Clinical decision making for colorectal cancer (CRC) patients is based on a relatively small number of clinical and pathological hallmarks. Developments in the cost effectiveness and robustness of genome-wide molecular phenotyping greatly expand the number of features that can feed into decision making. Rathee and fellow researchers aim to develop and validate multi-gene models, based on gene expression, which can predict treatment response for CRC patients undergoing chemotherapy, radiotherapy, and oxaliplatin treatment using data from the S:CORT consortium. If successful, this would allow treatment to be individually tailored, meaning that patients receive the most effective treatment in the first instance. Looking at concordant predictions between different methods, Sanjay addresses the challenge of discovering decision-making genes with minimum noise, ensuring models are general and reliable. Several steps are used to generate predictions:
- Probes carrying low signals in most of the samples are filtered out.
- Differentially expressed genes are discovered using Limma (PMID:25605792), a Bayesian approach, and SAMR (PMID:11309499), based on permutation.

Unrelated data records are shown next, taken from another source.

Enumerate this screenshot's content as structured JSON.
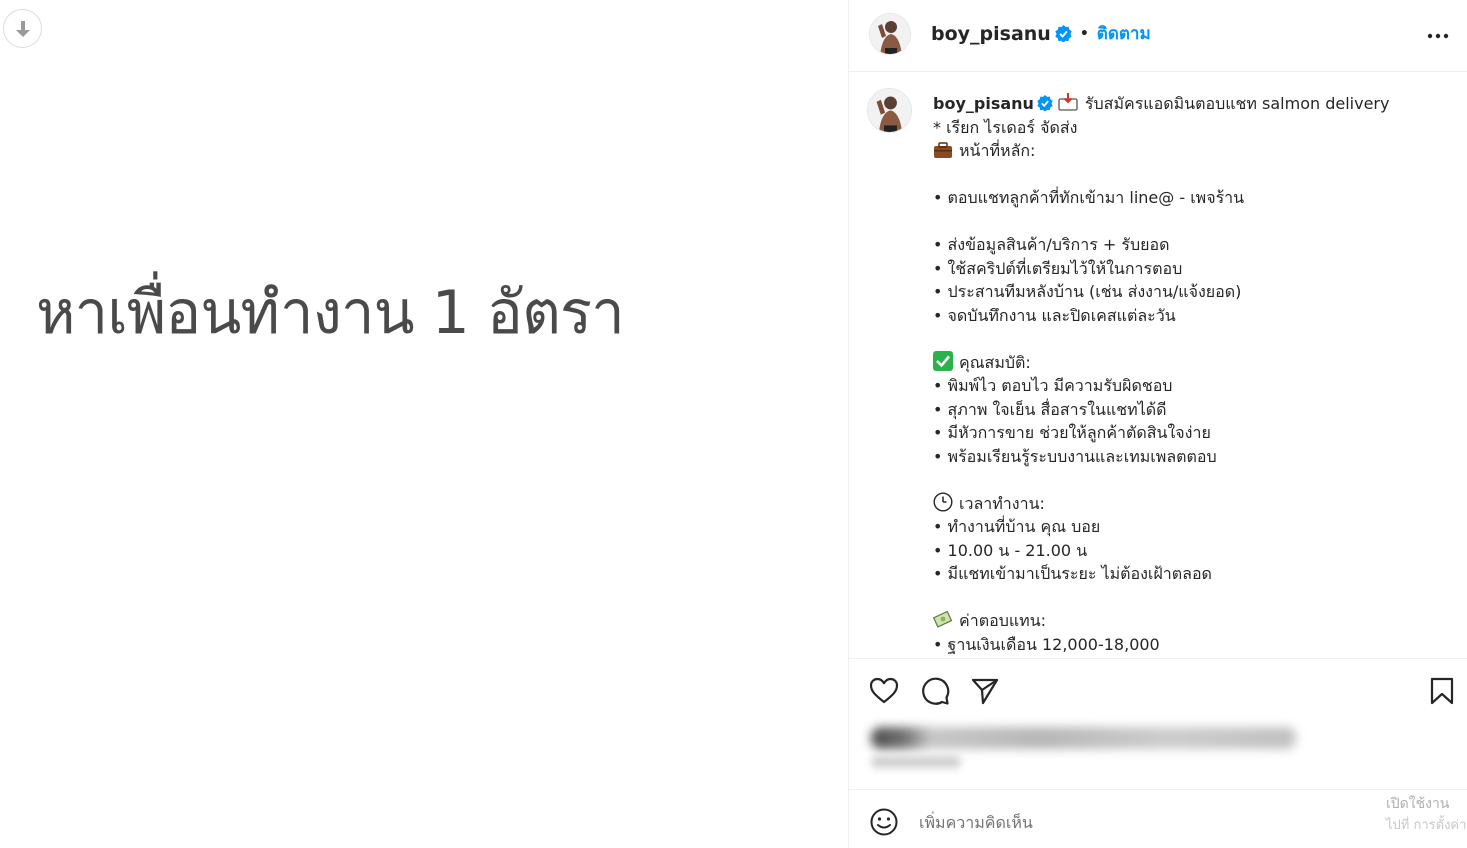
{
  "media": {
    "title": "หาเพื่อนทำงาน 1 อัตรา",
    "download_icon": "download-arrow-icon"
  },
  "header": {
    "username": "boy_pisanu",
    "separator": "•",
    "follow_label": "ติดตาม",
    "more_icon": "more-horizontal-icon"
  },
  "caption": {
    "username": "boy_pisanu",
    "lines": [
      {
        "emoji": "",
        "text": "รับสมัครแอดมินตอบแชท salmon delivery"
      },
      {
        "emoji": "",
        "text": "* เรียก ไรเดอร์ จัดส่ง"
      },
      {
        "emoji": "briefcase",
        "text": "หน้าที่หลัก:"
      },
      {
        "emoji": "",
        "text": ""
      },
      {
        "emoji": "",
        "text": "• ตอบแชทลูกค้าที่ทักเข้ามา line@ - เพจร้าน"
      },
      {
        "emoji": "",
        "text": ""
      },
      {
        "emoji": "",
        "text": "• ส่งข้อมูลสินค้า/บริการ + รับยอด"
      },
      {
        "emoji": "",
        "text": "• ใช้สคริปต์ที่เตรียมไว้ให้ในการตอบ"
      },
      {
        "emoji": "",
        "text": "• ประสานทีมหลังบ้าน (เช่น ส่งงาน/แจ้งยอด)"
      },
      {
        "emoji": "",
        "text": "• จดบันทึกงาน และปิดเคสแต่ละวัน"
      },
      {
        "emoji": "",
        "text": ""
      },
      {
        "emoji": "check",
        "text": "คุณสมบัติ:"
      },
      {
        "emoji": "",
        "text": "• พิมพ์ไว ตอบไว มีความรับผิดชอบ"
      },
      {
        "emoji": "",
        "text": "• สุภาพ ใจเย็น สื่อสารในแชทได้ดี"
      },
      {
        "emoji": "",
        "text": "• มีหัวการขาย ช่วยให้ลูกค้าตัดสินใจง่าย"
      },
      {
        "emoji": "",
        "text": "• พร้อมเรียนรู้ระบบงานและเทมเพลตตอบ"
      },
      {
        "emoji": "",
        "text": ""
      },
      {
        "emoji": "clock",
        "text": "เวลาทำงาน:"
      },
      {
        "emoji": "",
        "text": "• ทำงานที่บ้าน คุณ บอย"
      },
      {
        "emoji": "",
        "text": "• 10.00 น - 21.00 น"
      },
      {
        "emoji": "",
        "text": "• มีแชทเข้ามาเป็นระยะ ไม่ต้องเฝ้าตลอด"
      },
      {
        "emoji": "",
        "text": ""
      },
      {
        "emoji": "money",
        "text": "ค่าตอบแทน:"
      },
      {
        "emoji": "",
        "text": "• ฐานเงินเดือน 12,000-18,000"
      }
    ]
  },
  "actions": {
    "like_icon": "heart-icon",
    "comment_icon": "comment-icon",
    "share_icon": "send-icon",
    "save_icon": "bookmark-icon"
  },
  "comment": {
    "placeholder": "เพิ่มความคิดเห็น",
    "emoji_icon": "smile-icon"
  },
  "watermark": {
    "line1": "เปิดใช้งาน ",
    "line2": "ไปที่ การตั้งค่า"
  },
  "colors": {
    "accent": "#0095f6",
    "verified": "#0095f6",
    "border": "#efefef",
    "media_text": "#4a4a4a"
  }
}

- Models of increasing complexity are used to discover decision-making genes. Specifically, instead of selecting a particular machine learning methodology for feature selection, Rathee’s model iterates to select decision-making genes using general linear and logistic regression, elastic net, lasso, random forest and support vector machines. The results for all models are thus checked for model accuracy, specificity and sensitivity.
In the first analysis of S:CORT samples (131 rectal cancer samples) from patients treated with radiotherapy and capecitabine, the model gives an accuracy of 89.68%. Whilst initial accuracy is quite high on retrospective cohorts, the results needs to be validated in external, independent cohorts. If validated, the model could predict response for a new patient based on a pre-treatment biopsy. Finding out whether a treatment is likely to be effective could greatly minimise the number of unnecessary interventions and associated side effects (and cost) whilst also increasing the chance of the chosen intervention being an effective treatment strategy.
Across several projects Sanjay is collaborating with a vast number of researchers including: Dimitris Voukantsis and Naveen Prasad within the Oxford Bioinformatics Hub, and Prof. Tim Maughan (Department of Oncology) and the S:CORT team. Sanjay’s work is funded by CRUK and the MRC.